QUAND NE PAS EN FAIRE?

Le 3ème pilier n’est pas une solution avantageuse dans les cas suivants:

Si vous n’avez pas encore constitué d’épargne.

Comme nous l’avons vu, l’argent du 3ème pilier est bloqué. Il convient donc de constituer une épargne disponible (sur un compte bancaire standard) avant de commencer un 3ème pilier. De cette façon vous pourrez faire face aux imprévus financiers.

Si vous n’avez pas de situation stable.

Si vous êtes dans une profession qui traverse une période financièrement instable, il est conseillé de repousser le commencement d’un 3ème pilier.

Si vous souhaitez gérer activement vos fonds.

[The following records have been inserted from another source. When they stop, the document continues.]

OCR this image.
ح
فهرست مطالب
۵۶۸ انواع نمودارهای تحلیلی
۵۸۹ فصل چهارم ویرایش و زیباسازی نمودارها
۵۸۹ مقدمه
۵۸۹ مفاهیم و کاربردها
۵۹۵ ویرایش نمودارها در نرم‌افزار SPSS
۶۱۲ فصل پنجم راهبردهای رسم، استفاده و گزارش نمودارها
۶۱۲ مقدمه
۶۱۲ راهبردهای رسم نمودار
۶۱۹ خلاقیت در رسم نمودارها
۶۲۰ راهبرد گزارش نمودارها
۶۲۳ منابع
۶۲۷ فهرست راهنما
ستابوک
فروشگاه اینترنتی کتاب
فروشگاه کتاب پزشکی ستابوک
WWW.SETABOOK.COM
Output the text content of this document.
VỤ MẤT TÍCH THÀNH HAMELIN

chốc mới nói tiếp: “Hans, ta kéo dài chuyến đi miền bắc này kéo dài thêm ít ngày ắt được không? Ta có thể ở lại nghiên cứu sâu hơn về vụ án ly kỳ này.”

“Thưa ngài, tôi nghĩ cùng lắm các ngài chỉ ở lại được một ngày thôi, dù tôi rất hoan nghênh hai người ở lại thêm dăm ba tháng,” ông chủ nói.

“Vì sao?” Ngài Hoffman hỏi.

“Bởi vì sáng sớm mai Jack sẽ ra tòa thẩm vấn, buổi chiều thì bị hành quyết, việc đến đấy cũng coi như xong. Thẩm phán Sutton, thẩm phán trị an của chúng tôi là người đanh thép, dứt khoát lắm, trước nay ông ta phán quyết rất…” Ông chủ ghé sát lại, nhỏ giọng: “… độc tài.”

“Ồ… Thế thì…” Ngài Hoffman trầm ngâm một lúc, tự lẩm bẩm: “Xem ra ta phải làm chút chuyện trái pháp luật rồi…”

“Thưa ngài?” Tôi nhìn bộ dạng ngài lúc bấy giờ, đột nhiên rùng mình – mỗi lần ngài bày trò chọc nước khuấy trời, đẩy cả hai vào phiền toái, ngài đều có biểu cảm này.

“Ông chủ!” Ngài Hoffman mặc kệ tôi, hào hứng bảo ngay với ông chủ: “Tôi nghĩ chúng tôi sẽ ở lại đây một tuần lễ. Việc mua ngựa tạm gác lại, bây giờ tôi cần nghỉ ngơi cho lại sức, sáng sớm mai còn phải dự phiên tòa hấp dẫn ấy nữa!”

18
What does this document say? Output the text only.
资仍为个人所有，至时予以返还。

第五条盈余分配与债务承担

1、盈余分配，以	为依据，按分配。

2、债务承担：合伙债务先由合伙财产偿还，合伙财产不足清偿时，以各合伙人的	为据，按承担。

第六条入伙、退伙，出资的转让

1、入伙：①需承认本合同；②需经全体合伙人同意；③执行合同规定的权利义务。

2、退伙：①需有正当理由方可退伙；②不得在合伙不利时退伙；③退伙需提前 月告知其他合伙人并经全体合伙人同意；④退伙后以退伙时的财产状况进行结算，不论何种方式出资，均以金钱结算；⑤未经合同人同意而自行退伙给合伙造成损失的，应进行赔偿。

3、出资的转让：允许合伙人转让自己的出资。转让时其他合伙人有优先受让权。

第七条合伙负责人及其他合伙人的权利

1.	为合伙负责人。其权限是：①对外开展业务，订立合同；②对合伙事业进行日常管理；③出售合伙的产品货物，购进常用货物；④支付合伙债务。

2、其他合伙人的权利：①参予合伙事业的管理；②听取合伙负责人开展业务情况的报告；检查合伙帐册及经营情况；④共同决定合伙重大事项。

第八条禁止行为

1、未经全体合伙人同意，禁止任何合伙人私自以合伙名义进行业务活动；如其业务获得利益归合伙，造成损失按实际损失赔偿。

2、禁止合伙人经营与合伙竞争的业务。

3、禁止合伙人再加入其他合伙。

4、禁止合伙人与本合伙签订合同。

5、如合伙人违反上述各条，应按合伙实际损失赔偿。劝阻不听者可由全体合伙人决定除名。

Les personnes qui souhaitent avoir une gestion active de leur épargne (choisir eux-même les placements et changer régulièrement de stratégie d’investissement) et prendre régulièrement des positions sur les marchés financiers trouveront que les possibilités dans un 3ème pilier sont limitées. En effet, la loi interdit de placer l’argent du 3ème pilier dans des produits trop risqués. De plus, la plupart des instituts qui proposent des 3ème piliers n’offrent que quelques stratégies d’investissement.

Si vous êtes trop jeunes.

Il n’y a pas plus de raison de commencer un 3ème pilier jeune plutôt qu’un compte épargne. En effet, les intérêts composés sont un phénomène financier qui fait que si vous gardez de l’argent sur un compte vous touchez des intérêts, et l’année suivante, vous touchez des intérêts sur le capital puis sur les intérêts de l’année précédente etc. Ce phénomène fait que votre capital augmente de façon exponentielle. Mais, le phénomène des intérêts composés se retrouve dans n’importe quel type de placements financiers, pas besoin de bloquer son épargne dans un 3ème pilier pour en bénéficier.

Vous avez toujours la possibilité de recommencer des études. La venue d’un enfant peut aussi considérablement baisser votre potentiel d’épargne et, souvent, votre taux d’imposition est faible et de ce fait, l’avantage fiscal du 3ème pilier devient moins intéressant.

Donc, ne commencez pas un 3ème pilier forcément trop jeune à moins d’être dans une situation stable et avec une épargne déjà constituée.

Si vous pensez arrêter de travailler

Si vous pensez arrêter de travailler suite à la naissance de votre enfant, ou de prendre une année sabbatique, n’oubliez pas qu’une des conditions pour pouvoir cotiser dans un troisième pilier est d’avoir un revenu soumis à l’AVS.

Donc, si vous ne travaillez plus, vous ne pourrez pas cotiser dans votre 3ème pilier durant ces années d’arrêt de travail.

Cela peut poser des problèmes s’il n’est pas possible d’arrêter votre 3ème pilier sans pénalités.

Par contre, le chômage, les indemnités maternité ou encore les rentes d’invalidités sont soumises à l’AVS et vous permettent donc de cotiser à votre 3ème pilier.